Na praça Dealey, há um museu, inaugurado em 1989, que atrai meio milhão de visitantes por ano. A prefeitura também discute a transformação em museu do prédio no qual Oswald foi morto.
Hoje, dia em que o país lembra as quatro décadas de assassinato do presidente, uma cidade diferente se postou na vanguarda das comemorações.
"Nunca fizemos algo assim", diz a prefeita Laura Miller, que chegou a Dallas em 1983 como jornalista e se assustou com uma "curiosa resistência" das pessoas em lembrar, então, o 20º aniversário do assassinato.
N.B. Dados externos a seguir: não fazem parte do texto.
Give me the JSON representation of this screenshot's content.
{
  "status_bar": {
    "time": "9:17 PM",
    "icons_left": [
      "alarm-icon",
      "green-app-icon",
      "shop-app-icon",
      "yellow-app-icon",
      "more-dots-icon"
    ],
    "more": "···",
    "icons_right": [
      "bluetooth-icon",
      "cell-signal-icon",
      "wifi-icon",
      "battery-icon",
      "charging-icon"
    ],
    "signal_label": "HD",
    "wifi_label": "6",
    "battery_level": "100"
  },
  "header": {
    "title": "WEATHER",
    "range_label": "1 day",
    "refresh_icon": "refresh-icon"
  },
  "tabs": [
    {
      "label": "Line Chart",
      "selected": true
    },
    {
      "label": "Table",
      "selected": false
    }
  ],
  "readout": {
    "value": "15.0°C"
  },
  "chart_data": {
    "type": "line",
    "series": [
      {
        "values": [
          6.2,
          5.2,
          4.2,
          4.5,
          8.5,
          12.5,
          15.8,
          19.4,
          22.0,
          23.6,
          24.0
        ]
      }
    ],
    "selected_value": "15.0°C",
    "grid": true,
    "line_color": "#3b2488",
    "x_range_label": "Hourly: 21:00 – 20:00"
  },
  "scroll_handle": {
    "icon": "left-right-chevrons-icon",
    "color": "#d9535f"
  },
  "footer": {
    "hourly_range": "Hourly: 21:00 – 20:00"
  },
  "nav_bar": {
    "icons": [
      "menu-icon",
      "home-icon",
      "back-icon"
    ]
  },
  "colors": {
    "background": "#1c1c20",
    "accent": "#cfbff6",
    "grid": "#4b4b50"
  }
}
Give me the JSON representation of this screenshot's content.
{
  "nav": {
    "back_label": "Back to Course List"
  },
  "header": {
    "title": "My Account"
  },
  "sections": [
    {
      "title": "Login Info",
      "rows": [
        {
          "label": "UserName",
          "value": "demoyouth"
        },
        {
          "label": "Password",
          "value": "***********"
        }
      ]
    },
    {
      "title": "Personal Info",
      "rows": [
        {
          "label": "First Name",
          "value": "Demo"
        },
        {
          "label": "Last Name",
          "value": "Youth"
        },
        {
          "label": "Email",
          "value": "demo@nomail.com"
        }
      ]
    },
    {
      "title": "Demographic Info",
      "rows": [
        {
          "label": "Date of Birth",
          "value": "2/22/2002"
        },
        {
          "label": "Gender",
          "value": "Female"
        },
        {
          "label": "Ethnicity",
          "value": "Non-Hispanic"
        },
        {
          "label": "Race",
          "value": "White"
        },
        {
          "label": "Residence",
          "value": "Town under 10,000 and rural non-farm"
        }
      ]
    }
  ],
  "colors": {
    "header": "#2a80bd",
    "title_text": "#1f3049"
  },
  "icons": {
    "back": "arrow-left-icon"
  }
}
Sempre surgiram propostas de vigília noturna, com as pessoas segurando velas acesas ou coisas do tipo.
Mas, hoje à noite, a Sinfônica de Dallas interpretará "Mass", peça de Leonard Bernstein, composta em 1971 por encomenda da viúva de Kennedy, Jacqueline, para a inauguração do Kennedy Center, em Washington.
Ontem, o museu patrocinou um ciclo de palestras sobre a vida de Kennedy e, hoje, abrirá uma exposição com fotografias suas e de familiares, feitas por Jacques Lowe, fotógrafo pessoal do ex-presidente, que morreu em 2001. As imagens serão exibidas em público pela primeira vez. Elas foram obtidas a partir de contatos, depois que os negativos queimaram num arquivo do World Trade Center, no 11 de Setembro.
Há também uma contínua forma de rememorar o assassinato na visita anual de 2 milhões de pessoas no exato local, da praça Dealey, pela qual o carro presidencial passava no momento dos tiros. Os guias se referem à trajetória da bala e contam detalhes.
Há dez anos, quando do 30º aniversário, cerca de 60 jornalistas que cobriram o assassinato foram convidados para um simpósio, em seguida transformado em livro.
Alguns não precisarão ter a memória refrescada. É o caso de Marina Oswald, mulher do assassino que foi em seguida assassinado por Jack Ruby. Ela ainda mora em Dallas, tem 62 anos e trabalha numa loja de material militar. "Não tenho nada a declarar", disse ela, e bateu o telefone.
Jim Leavelle, 83, um investigador com chapéu de caubói que algemara Oswald e cuja careta de susto no momento do tiro foi para sempre capturada em premiada fotografia, mantém reuniões periódicas com colegas que ajudaram a prender Ruby.
Algumas relíquias são lembradas. Uma delas é a agência da empresa telegráfica Western Union, onde Ruby entrou para enviar um telegrama a uma de suas "strippers" de clube noturno, antes de rumar para a delegacia de polícia, no mesmo quarteirão, onde assassinaria Oswald.
A prisão do condado e o tribunal ao qual Oswald deveria ter sido levado quando foi morto, e onde Ruby foi condenado por homicídio, em 1964, ainda estão lá, aguardando reforma, a um quarteirão de distância do local do assassinato.
O mesmo ocorre com uma casinha na rua Beckley Norte em que Oswald morou. Ou então uma outra casa por ele ocupada, quando ainda era casado com Marina, na qual a mulher chegou a trancá-lo certa vez no banheiro, porque ele queria assassinar o presidente da Sociedade John Birch, de extrema direita, ou sentira o mesmo impulso, nos anos 50, com relação ao então vice-presidente, Richard Nixon.